The World Health Organization defines quality of life as an individual’s perception of their position in life, in terms of their culture and values, goals, expectations, personal standards and concerns. Interestingly, it does not mention happiness or, on the other end, loneliness..
The United Arab Emirates has appointed a minister of happiness. Ohood Bint Khalfan Al Roumi is Minister of State for Happiness for UAE, a role created in 2016. “This is serious business for the government,” she said during an interview. “What is the purpose of government if it does not work toward the happiness of the people? It’s the duty and role of the government to create the right conditions for people to choose to be happy.” “We have no intention as a government to impose happiness, or mandate it, or force it,” she added. “We’re just doing the right thing for our people . . . so they can have a better life.”
She sent 60 chief happiness and positivity officers to the Haas School of Business and the Greater Good Science Center at UC Berkeley and to Oxford University’s Mindfulness Center and the What Works Center for Wellbeing in the U.K., to be trained in how to create a more positive workforce and, ultimately, a more joyful nation.
Al Roumi unveiled a Happiness Patrol as well. Instead of handing out traffic tickets, police reward law-abiding motorists with gift vouchers and credit to their cell phones.
In England in 2010 they appointed a minister of loneliness. More than nine million people in their country often or always feel lonely. They wanted to confront this challenge for society and for all to take action to address the loneliness endured by the elderly, by carers, by those who have lost loved ones – people who have no one to talk to or share their thoughts and experiences with. According to their government’s research, about 200,000 elderly people in their country have not had a conversation with a friend or a relative in more than a month.

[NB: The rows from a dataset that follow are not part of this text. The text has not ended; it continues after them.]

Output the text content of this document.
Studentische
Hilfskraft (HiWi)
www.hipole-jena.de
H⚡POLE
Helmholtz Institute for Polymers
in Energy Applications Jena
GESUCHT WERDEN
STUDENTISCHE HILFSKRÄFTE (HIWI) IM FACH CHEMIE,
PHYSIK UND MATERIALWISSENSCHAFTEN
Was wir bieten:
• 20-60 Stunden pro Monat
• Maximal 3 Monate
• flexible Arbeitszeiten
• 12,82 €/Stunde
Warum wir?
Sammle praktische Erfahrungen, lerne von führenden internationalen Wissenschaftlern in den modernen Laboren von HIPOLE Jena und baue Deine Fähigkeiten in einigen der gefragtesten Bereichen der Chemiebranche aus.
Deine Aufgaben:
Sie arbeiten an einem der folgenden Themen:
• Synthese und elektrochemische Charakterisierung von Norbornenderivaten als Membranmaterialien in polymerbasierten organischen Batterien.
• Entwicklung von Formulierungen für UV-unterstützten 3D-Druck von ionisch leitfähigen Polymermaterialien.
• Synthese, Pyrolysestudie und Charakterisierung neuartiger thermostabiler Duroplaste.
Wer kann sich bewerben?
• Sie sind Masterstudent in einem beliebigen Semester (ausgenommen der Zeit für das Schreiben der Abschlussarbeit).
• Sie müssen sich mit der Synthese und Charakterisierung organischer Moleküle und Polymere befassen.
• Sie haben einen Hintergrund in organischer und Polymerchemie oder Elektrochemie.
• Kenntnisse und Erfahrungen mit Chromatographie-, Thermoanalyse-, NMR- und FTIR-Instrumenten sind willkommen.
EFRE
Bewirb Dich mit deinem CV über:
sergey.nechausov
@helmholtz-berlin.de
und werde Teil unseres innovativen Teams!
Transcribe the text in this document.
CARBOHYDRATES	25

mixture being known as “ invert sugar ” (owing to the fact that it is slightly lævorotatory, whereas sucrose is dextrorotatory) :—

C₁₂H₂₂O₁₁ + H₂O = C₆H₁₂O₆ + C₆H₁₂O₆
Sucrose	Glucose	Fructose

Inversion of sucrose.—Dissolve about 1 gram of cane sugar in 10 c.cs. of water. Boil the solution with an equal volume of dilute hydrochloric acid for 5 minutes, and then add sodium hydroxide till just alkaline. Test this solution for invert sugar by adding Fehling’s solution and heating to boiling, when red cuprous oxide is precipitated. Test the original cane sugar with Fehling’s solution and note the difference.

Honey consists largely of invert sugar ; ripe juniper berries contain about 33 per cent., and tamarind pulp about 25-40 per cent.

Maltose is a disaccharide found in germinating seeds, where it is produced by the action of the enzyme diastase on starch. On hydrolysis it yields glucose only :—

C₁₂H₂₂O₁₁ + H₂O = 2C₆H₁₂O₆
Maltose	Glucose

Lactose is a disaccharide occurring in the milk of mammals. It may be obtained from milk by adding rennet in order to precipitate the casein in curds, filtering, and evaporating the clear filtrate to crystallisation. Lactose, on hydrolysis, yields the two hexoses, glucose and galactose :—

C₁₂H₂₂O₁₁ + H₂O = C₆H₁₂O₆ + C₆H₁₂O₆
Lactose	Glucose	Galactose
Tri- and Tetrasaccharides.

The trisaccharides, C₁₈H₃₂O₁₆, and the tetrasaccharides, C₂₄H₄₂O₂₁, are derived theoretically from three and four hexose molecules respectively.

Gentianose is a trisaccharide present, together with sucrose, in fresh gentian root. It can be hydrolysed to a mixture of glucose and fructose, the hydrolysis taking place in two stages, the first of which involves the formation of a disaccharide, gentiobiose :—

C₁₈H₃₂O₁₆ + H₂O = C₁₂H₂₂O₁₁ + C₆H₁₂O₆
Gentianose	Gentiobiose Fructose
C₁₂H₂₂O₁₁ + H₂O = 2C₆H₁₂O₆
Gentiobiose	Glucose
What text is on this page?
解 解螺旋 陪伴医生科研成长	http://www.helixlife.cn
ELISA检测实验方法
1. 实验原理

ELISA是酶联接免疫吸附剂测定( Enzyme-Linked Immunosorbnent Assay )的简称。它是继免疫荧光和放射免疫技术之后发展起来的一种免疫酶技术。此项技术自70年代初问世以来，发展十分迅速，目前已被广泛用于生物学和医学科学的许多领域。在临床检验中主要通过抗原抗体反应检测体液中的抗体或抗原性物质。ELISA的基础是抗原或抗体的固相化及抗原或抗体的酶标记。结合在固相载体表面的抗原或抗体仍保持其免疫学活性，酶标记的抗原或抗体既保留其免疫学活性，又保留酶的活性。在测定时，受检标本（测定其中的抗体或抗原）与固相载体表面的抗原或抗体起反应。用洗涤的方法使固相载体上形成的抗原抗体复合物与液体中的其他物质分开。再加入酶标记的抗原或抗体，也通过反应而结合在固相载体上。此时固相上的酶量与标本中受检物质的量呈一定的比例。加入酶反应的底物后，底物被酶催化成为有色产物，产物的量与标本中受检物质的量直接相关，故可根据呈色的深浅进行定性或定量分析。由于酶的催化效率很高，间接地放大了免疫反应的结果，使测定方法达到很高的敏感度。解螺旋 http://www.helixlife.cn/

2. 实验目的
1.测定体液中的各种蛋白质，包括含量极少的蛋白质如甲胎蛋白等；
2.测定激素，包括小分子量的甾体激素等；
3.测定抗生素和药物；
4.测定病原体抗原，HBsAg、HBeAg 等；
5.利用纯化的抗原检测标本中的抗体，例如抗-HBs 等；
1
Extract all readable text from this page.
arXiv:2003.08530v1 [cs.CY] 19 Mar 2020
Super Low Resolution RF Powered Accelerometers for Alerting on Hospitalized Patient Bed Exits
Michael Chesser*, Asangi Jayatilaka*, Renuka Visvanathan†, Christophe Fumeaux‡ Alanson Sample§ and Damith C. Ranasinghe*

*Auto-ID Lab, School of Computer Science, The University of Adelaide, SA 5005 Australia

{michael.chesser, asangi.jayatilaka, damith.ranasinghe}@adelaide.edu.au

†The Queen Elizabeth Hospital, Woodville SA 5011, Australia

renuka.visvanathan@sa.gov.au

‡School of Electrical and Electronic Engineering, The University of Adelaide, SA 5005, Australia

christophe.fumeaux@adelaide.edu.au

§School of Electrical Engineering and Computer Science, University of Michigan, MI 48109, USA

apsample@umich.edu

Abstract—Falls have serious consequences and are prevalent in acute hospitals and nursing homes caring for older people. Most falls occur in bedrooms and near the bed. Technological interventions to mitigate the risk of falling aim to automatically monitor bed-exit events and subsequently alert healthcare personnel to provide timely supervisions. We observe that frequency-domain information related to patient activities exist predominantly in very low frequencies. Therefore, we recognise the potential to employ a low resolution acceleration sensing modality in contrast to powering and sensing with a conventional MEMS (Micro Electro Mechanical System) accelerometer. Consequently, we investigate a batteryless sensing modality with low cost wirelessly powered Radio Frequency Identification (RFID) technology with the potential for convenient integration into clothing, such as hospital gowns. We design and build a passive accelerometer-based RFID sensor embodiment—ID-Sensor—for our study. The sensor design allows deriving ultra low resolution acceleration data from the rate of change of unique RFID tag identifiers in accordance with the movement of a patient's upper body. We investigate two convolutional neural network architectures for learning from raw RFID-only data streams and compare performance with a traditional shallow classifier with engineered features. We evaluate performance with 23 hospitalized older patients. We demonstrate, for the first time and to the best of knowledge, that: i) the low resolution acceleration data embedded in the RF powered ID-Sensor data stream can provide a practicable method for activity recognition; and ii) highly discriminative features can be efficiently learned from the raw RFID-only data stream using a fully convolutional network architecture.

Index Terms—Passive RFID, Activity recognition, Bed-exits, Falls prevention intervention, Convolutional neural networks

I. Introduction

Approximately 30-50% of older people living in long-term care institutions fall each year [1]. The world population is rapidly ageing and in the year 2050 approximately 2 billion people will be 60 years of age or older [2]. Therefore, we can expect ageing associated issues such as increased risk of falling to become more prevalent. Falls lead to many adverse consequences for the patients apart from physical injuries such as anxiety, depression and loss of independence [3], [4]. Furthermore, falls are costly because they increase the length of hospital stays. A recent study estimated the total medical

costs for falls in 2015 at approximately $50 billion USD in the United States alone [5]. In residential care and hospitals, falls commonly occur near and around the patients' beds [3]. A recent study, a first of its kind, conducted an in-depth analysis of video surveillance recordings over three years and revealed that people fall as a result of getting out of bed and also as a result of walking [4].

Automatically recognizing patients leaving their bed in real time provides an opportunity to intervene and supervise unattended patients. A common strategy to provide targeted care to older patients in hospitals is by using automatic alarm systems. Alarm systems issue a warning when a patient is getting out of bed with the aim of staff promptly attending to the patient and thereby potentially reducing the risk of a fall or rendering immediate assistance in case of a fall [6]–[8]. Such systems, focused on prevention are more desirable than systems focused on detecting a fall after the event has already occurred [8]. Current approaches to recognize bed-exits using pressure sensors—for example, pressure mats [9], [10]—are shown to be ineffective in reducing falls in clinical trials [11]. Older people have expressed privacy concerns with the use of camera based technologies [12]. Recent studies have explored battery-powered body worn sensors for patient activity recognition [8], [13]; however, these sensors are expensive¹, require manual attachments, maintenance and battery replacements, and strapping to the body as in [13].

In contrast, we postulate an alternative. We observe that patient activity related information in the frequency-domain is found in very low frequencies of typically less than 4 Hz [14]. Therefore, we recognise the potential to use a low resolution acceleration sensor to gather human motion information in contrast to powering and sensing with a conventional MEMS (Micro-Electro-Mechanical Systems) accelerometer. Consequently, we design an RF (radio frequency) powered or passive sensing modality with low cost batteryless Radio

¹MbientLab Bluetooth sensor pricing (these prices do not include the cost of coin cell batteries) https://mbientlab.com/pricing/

A study in 2010 looked at the quality of life and career-sustaining behaviours among professionals. They discovered what ranked highest to function effectively and maintain a positive attitude.
1. Spend time with partner/family
2. Maintain a sense of humor
3. Maintain balance between professional and personal lives
4. Maintain self-awareness
5. Reflect on positive experiences
6. Engage in quiet leisure activities
7. Try to maintain objectivity about clients
8. Maintain professional identity
What had some of the lowest endorsements?
1. Use of substance to relax
2. Discuss work frustration with friends
3. Engage in formal relaxation activities
Here are the career-sustaining behaviours that related to those who also had a high wellness score.
1. Engage in physical activities
2. Use positive self-talk
3. Turn to spiritual beliefs
4. Spend time in self-reflection
5. Participate in continuing education
In conclusion, they found overall greater wellness translates to dramatically improved professional quality of life. Clearly, these types of self-care strategies are important for personal and professional quality of life.